A situação não é exclusivamente nacional, antes tem motivado reflexões e debates em curso em inúmeras sociedades, europeias e não europeias.

Não se conhecem casos de regulação nacional específica, sendo portanto o presente Decreto de cariz inovador.

Essas reflexões e debates ganharam expressão mais evidente com o Acórdão do Tribunal de Justiça da União Europeia, de 20 de dezembro de 2017, que veio expressamente considerar as plataformas eletrónicas disponibilizando o TVDE como efetivos operadores de transportes.

2. O regime ora submetido a promulgação apenas disciplina a matéria de TVDE, anunciando embora o propósito de equilibrar os direitos e as obrigações dos dois tipos de entidades em presença - o TVDE e os Táxis.
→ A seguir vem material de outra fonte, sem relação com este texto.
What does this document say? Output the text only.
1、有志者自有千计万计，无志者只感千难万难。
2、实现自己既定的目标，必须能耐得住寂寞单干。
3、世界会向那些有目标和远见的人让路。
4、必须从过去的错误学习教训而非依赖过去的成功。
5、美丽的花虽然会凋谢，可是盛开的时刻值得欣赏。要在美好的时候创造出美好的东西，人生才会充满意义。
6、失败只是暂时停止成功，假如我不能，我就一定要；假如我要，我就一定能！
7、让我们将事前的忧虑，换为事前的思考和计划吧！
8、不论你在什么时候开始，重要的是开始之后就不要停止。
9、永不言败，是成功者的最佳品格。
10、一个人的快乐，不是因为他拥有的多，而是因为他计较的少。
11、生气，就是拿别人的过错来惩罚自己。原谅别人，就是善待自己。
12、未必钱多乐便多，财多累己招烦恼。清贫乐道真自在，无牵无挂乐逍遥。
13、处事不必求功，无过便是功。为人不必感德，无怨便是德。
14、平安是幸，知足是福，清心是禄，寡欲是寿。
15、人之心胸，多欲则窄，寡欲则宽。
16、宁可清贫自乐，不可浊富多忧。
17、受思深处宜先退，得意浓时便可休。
Neste domínio, como noutros, trata-se de integrar no nosso ordenamento jurídico inovações tecnológicas significativas, acautelando situações criadas no passado e que merecem proteção.

Há que reconhecer o esforço desenvolvido pelo Governo e pelos partidos que o aprovaram, para tentar encontrar o mencionado equilíbrio.

3. Expresso esse reconhecimento, ainda assim considera o Presidente da República que o diploma suscita duas reservas políticas de fundo.

Primeira reserva - ao abranger só uma das entidades concorrentes (o TVDE) perde a oportunidade de, ao mesmo tempo, rever, em conformidade, o regime legal da outra entidade (os Táxis).

Ou seja, perde a oportunidade de tratar de forma global e com maior equidade o que assim poderia e deveria ter sido tratado.

Segunda reserva - o propósito de alcançar uma solução equilibrada não foi plenamente atingido.

No caso dos Táxis há contingentes, que não existiriam para o TVDE.

E essa diferença essencial deveria ter sido adequadamente compensada.

Sobretudo porque, nos Táxis, as tarifas continuam a ser fixas, ao contrário do TVDE, em que são livres.

Estas duas diferenças económico-financeiras de peso não são compensadas nem pelo uso de corredores BUS, nem pelas praças e o acesso em plena via pública (hailing), hoje muito menos significativos devido à possibilidade de chamada por via eletrónica para qualquer local no TVDE.

Em rigor, a única compensação de vulto poderia ser a contribuição paga pelo TVDE.

Mas, essa contribuição, para a qual chegou a haver montante de relevo proposto no procedimento legislativo, acabou por ficar, no seu valor concreto, nas mãos das autoridades administrativas, e com um patamar mínimo simbólico.

Por outras palavras, a grande compensação da inexistência de contingentes e de um regime favorecido de tarifas para o TVDE pode acabar por ser insignificante.

4. Por estas razões, e embora sabendo que foi amplo o consenso partidário na votação do Decreto e evidente o propósito de procura de equilíbrio na solução legal, o Chefe de Estado solicita à Assembleia da República que mostre abertura para reponderar a mencionada solução, por forma a ir mais longe do que foi (nomeadamente nas tarifas ou na contribuição), na obtenção desse equilíbrio no tratamento de operadores de transportes em domínio socialmente tão sensível, idealmente regulando o TVDE em simultâneo com a modernização da regulação dos Táxis.

Para esse efeito, devolve, pois, sem promulgação, o Decreto da Assembleia da República nº 201/XIII, relativo ao regime jurídico de transporte individual e remunerado de passageiros em veículos descaraterizados a partir de plataforma eletrónica.